A new total knee replacement implant called as a high flex knee is designed to do deep knee bending activities. The high flex knee replacement is the first knee specifically designed to safely accommodate flexibility of up to 155 degrees.
Many activities of daily living such as climbing stairs (75-140 degrees), sitting in a chair (90-130 degrees), gardening, golfing or activities such as kneeling for prayer especially muslims are possible with this high flex knee. High flex knee is a boon to those who prefer to sit cross-legged and squat on floor for religious and social purposes.
This prosthesis is implanted by special instrumentation and the operation is minimally invasive and does not damage the tissues. Hence recovery is faster after the operation. Patients are made to walk on the next day after surgery and discharged from the hospital with in 5 days. Patients will be back to their daily activities in a month.

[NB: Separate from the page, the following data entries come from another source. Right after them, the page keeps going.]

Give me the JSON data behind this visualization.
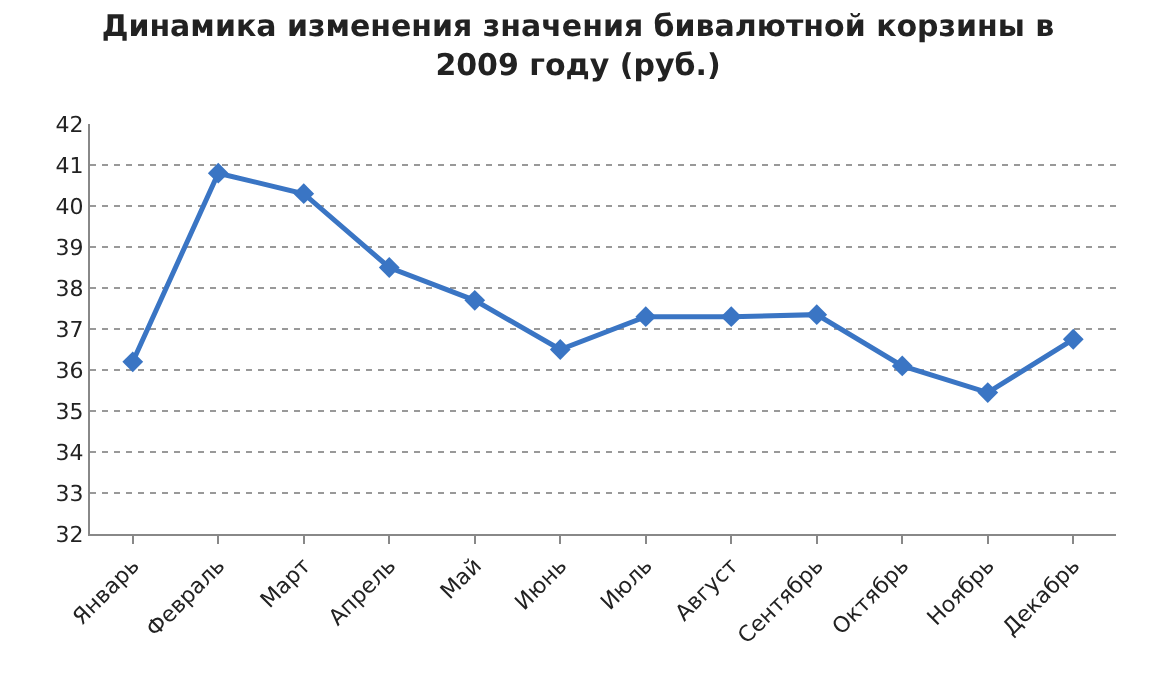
{
  "chart_data": {
    "type": "line",
    "title": "Динамика изменения значения бивалютной корзины в\n2009 году (руб.)",
    "categories": [
      "Январь",
      "Февраль",
      "Март",
      "Апрель",
      "Май",
      "Июнь",
      "Июль",
      "Август",
      "Сентябрь",
      "Октябрь",
      "Ноябрь",
      "Декабрь"
    ],
    "series": [
      {
        "color": "#3a75c4",
        "values": [
          36.2,
          40.8,
          40.3,
          38.5,
          37.7,
          36.5,
          37.3,
          37.3,
          37.35,
          36.1,
          35.45,
          36.75
        ]
      }
    ],
    "ylim": [
      32,
      42
    ],
    "yticks": [
      32,
      33,
      34,
      35,
      36,
      37,
      38,
      39,
      40,
      41,
      42
    ],
    "grid": "y",
    "legend": false,
    "marker": "diamond",
    "line_style": "solid"
  }
}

It is very much affordable and less expensive unlike standard prostheses. The high flex knee may be an option for many patients to help them achieve the goal of bending till 155 degrees. A well analyzed, well planned and executed high flex total knee replacement results in good functional outcome and longevity of prostheses and greater patient satisfaction. Research has shown that total knee replacement provides substantial improvement in patients’ pain, functional status, and overall health-related quality of life in about 9 out of 10 patients. Movement is the best medicine for old age, so they do not suffer in silence and keep pace with life by giving fresh life to your joints.